3-Day Diary: What the heck were we thinking?

What's another three miles after you've been on the hoof for 20?

Opening ceremonies for the 3-Day Walk are held early Friday at the Kansas Speedway.

Editor’s Note: The Journal-World’s Andrew Hartsock is participateing in the Breast Cancer 3-Day, a walk to raise money for research, on Sept. 15-17. He’ll be keeping a diary of the event and preparations for LJWorld.com.

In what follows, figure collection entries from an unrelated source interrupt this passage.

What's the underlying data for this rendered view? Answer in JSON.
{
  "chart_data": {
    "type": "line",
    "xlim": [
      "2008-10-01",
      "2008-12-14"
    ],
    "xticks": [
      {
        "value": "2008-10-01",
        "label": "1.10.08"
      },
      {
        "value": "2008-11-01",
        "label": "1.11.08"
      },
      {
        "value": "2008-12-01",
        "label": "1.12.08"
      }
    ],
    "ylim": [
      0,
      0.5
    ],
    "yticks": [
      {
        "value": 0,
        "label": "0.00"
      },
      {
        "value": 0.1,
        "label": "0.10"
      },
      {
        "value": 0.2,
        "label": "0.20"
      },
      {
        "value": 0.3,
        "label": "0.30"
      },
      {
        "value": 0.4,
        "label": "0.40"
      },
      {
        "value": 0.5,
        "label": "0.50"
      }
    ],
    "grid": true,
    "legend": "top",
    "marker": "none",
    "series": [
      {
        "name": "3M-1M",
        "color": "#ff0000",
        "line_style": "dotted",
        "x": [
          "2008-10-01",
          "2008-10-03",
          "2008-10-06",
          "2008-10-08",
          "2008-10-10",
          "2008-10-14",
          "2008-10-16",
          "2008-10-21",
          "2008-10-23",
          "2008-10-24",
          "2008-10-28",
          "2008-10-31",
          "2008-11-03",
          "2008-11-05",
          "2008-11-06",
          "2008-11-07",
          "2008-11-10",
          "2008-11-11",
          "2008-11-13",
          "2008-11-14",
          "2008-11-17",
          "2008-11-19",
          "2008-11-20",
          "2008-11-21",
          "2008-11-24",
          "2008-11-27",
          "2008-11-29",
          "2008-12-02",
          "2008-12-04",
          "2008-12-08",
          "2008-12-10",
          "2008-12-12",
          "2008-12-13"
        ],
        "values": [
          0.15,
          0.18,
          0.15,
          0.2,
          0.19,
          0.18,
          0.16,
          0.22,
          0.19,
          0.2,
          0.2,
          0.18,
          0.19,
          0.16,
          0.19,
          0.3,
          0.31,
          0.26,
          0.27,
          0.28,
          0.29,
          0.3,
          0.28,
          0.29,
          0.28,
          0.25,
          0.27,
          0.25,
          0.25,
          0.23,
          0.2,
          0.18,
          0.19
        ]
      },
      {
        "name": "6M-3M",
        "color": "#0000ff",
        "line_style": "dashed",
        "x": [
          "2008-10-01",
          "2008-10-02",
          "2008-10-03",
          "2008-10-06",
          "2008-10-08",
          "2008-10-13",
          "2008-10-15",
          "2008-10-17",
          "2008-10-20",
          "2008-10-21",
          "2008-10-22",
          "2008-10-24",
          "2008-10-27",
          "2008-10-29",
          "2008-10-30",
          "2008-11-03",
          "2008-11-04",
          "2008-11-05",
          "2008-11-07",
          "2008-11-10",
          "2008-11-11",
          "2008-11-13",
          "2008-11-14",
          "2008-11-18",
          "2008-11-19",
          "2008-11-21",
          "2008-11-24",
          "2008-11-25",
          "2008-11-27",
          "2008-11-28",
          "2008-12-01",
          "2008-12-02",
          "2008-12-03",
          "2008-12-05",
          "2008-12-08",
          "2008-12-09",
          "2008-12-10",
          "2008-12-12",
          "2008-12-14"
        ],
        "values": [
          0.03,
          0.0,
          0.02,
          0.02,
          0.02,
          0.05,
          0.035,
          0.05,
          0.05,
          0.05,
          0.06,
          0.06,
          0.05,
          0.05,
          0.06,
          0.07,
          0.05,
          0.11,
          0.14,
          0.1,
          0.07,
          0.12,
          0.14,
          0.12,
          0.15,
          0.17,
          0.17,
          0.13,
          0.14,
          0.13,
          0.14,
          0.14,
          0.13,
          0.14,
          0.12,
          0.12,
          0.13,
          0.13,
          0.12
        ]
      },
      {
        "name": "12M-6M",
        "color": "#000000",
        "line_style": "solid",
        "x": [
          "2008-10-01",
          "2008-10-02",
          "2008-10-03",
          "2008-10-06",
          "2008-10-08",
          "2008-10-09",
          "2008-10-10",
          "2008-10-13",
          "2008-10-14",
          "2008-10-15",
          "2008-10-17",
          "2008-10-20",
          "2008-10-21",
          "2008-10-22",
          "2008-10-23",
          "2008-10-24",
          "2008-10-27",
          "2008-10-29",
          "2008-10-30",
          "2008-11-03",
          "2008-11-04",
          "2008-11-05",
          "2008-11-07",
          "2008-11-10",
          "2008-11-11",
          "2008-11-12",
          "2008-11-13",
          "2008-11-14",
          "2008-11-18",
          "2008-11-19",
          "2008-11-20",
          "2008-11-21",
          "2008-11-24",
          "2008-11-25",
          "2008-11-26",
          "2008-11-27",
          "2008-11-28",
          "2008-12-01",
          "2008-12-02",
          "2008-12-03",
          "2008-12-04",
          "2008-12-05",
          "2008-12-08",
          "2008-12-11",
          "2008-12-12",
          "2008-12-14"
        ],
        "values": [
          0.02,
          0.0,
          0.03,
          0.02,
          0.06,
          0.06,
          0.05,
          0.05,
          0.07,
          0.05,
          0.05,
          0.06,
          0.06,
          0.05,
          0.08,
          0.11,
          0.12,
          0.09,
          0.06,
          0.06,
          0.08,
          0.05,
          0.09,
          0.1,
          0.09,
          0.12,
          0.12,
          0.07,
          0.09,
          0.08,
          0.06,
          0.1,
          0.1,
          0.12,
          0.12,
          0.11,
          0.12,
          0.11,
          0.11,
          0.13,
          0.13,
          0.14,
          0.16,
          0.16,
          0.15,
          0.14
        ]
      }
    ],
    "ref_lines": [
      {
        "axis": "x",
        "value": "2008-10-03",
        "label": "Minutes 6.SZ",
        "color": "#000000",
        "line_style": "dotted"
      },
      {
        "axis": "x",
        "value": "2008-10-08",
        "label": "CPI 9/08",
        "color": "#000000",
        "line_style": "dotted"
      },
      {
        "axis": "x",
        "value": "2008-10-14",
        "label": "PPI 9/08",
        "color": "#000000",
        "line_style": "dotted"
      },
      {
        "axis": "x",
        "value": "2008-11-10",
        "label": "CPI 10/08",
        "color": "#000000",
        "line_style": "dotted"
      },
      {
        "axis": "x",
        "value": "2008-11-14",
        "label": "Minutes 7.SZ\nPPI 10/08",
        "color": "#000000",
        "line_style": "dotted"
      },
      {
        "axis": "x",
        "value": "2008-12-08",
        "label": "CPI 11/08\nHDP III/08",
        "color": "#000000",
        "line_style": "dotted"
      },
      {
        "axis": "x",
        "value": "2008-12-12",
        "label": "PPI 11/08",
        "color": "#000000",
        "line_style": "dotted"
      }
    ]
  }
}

This is his Friday evening post.

Read part one of the diary.

Read part two of the diary.

What in the heck were we thinking?

Back in the spring when we signed up to participate in the Breast Cancer 3-Day walk, we figured we’d train our way into walking shape and make it through the three days with a minimum of suffering.

And when we learned the 3-Day would conflict with our participation in the Light the Night Walk – a walk to benefit the Leukemia and Lymphoma Society – we figured we could suck it up and do them both.

After all, Light the Night is a mere three-mile stroll, in the cool of the evening.

What’s another three miles after you’ve been on the hoof for 20?

At least, that’s what my wife and I told ourselves.

Now, as I write this in the few minutes I have between the completion of Day One of the 3-Day and the time we have to head out to Light the Night, there are few things I want to do less than lace ’em up again.

It’s not that the first walk was that bad. It’s just that it was the culmination of things.

The 3-Day started around 6:30 Friday morning at the Kansas Speedway, so that meant a 4:30 a.m. wake-up call. And when you’re used to working until 1:30 a.m., that’s early.

After a lap around the Speedway’s famed trioval, we headed south – into a wind that, according to weather.com, was around 20 mph and gusting to 30 mph – up Kansas Highway 7, along back roads and bike-and-hikes to the 3-Day camp at Shawnee Mission Park.

A bit of a medical condition forced us to ride the sweep wagon the final two or three miles to camp, but we should make that up at Light the Night.

I’d suggest we bail on LtN, but my wife’s sister went a couple of rounds with non-Hodgkins lymphoma, so LtN is a cause that means a lot to our family. After what she went through, we should be able to haul our sorry behinds around Corporate Woods for a couple of miles.